Die Königin als Schwamm
Corona-Fiasko, Brexit-Chaos, Unabhängigkeitsbestrebungen von Schottland bis Wales: Großbritannien war noch nie so gebeutelt. Nur die Familie im Buckingham-Palast scheint dem Land so etwas wie Stabilität zu geben. Dafür muss sie gar nichts tun, sie muss einfach nur da sein.
von Lucie Elven
Während in Großbritannien die Ungleichheit zunimmt, scheint die Monarchie unangefochten und ist populär wie eh und je: Nach wie vor finden zwei von drei Briten, dass das Land nicht auf sie verzichten kann. Nur 22 Prozent würden sie gern abschaffen. Dieser Meinung ist man insbesondere in Schottland.
Es ist und bleibt ein Widerspruch: In harten Zeiten wird das Königshaus zum Fluchtpunkt der Nation. Wenn die Royals in den letzten Jahren Hochzeit feierten und die Fernsehreporter ihre Mikros in die Menge hielten, sagten die Leute, so ein wenig gute Stimmung könnte die Nation gut gebrauchen.

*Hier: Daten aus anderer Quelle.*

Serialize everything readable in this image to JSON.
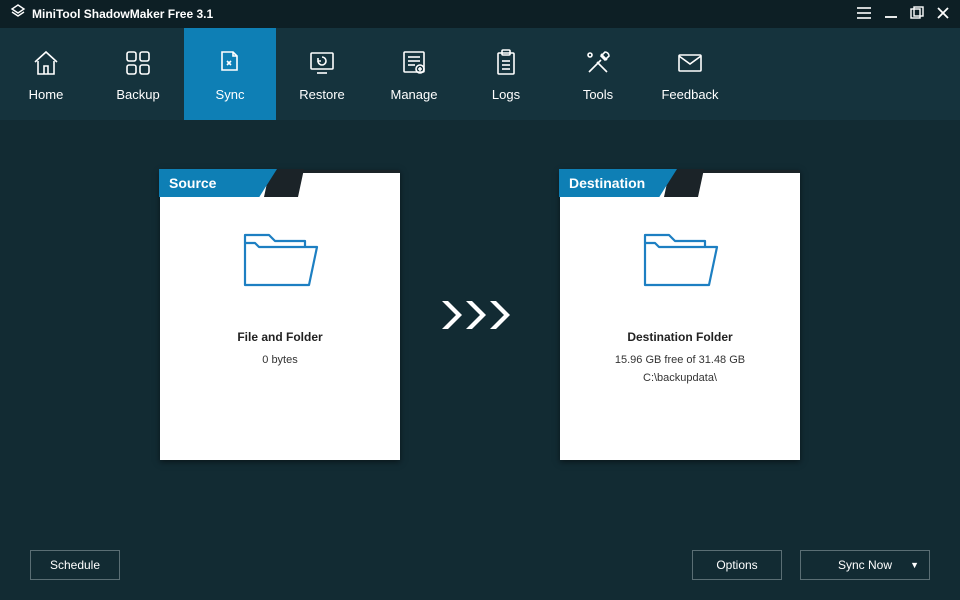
{
  "titlebar": {
    "title": "MiniTool ShadowMaker Free 3.1"
  },
  "nav": {
    "items": [
      {
        "label": "Home"
      },
      {
        "label": "Backup"
      },
      {
        "label": "Sync"
      },
      {
        "label": "Restore"
      },
      {
        "label": "Manage"
      },
      {
        "label": "Logs"
      },
      {
        "label": "Tools"
      },
      {
        "label": "Feedback"
      }
    ]
  },
  "source": {
    "header": "Source",
    "caption": "File and Folder",
    "size": "0 bytes"
  },
  "destination": {
    "header": "Destination",
    "caption": "Destination Folder",
    "space": "15.96 GB free of 31.48 GB",
    "path": "C:\\backupdata\\"
  },
  "buttons": {
    "schedule": "Schedule",
    "options": "Options",
    "sync_now": "Sync Now"
  }
}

Auf den Reisen durch ihr Land trägt Königin Elisabeth II. leuchtende Kleider in Pink, Zaubererlila oder Chartreuse. 30 Prozent der Bevölkerung behaupten, sie schon gesehen oder getroffen zu haben. Die Menschen aufzuheitern, auf ihre forsche und wohldosierte Art, gehört für die Queen zu ihrem Job. „Es ist schön, sich als eine Art Schwamm zu fühlen“, sagte sie 1992 in der BBC-Dokumentation „Elizabeth R“ über ihre Aufgaben.1 Die Schwamm-Metapher passt gut zu ihrem unprätentiösen Image. In der britischen Vogue schrieb die Schriftstellerin Zadie Smith einmal, dass „Mrs. Windsor“ gerade wegen ihrer Vorlieben, die sie mit der „Lower middle class“ teile, so beliebt sei. Wie ihre Fans aus der unteren Mittelschicht mag sie Corgis, hat das Sportwettenblatt Racing Post abonniert und lässt sich seit 1986 keine Folge der Fernsehserie „EastEnders“ (über Leute im Londoner East End) entgehen.

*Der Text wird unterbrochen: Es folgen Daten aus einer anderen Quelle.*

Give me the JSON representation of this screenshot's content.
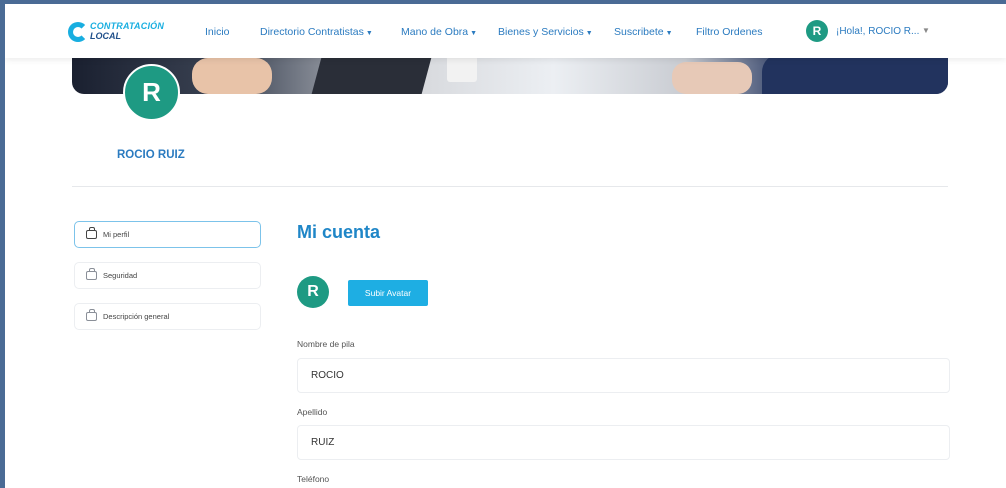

Ehrungen gehören zu den wenigen königlichen Befugnissen, die ihr geblieben sind. Seit der Glorreichen Revolution von 1688 wird von den Monarchen erwartet, dass sie sich aus der Politik heraushalten: „Konsultiert zu werden, zu ermutigen und zu warnen“, das seien ihre Rechte, schrieb 1867 der Chefredakteur des Economist Walter Bagehot in seinem Werk „The English Constitution“. So wird jedes Anliegen, dessen sich die Royals annehmen, als unpolitisch betrachtet, auch wenn es hochpolitisch ist.
Sobald sich Prinz William für typische Millennial-Themen wie Mentaltraining oder den Klimaschutz interessiert oder Prinz Harry im Oktober 2020, inzwischen als Zivilperson, erklärt, die Black-Lives-Matter-Bewegung habe ihn „wachgerüttelt“, werden selbst Themen wie der strukturelle Rassismus der britischen Gesellschaft zum unumstrittenen Mainstream und fallen in die gleiche Kategorie wie die Krebsforschung oder das Rote Kreuz. Die älteren Royals rümpften zwar die Nase, als Lady Di am 9. April 1987 im Londoner Middlesex Hospital vor laufender Kamera schwulen Aidspatienten die Hand gab, doch diese einfache Geste hatte eine bahnbrechende Wirkung und trug zur Normalisierung im Umgang mit der Krankheit bei.
Hinzu kommt, dass die Königsfamilie als Institution immer wieder für politisch motivierte Kulturkämpfe benutzt wird. So wurde Boris Johnson beschuldigt, er habe die Königin „belogen“,2 als er sie im Brexit-Streit dazu aufforderte, das Parlament in die Zwangspause zu schicken, um die eigene Position zu stärken. Und als Jeremy Corbyn noch Labour-Chef war, ging es ständig um seine mangelnde Ehrerbietung gegenüber der Monarchin. Seine Weigerung, vor ihr den Kopf zu neigen, „God save the Queen“ zu singen oder zu Weihnachten ihre Fernsehansprache anzuschauen, wurde ihm als Mangel an Patriotismus angekreidet.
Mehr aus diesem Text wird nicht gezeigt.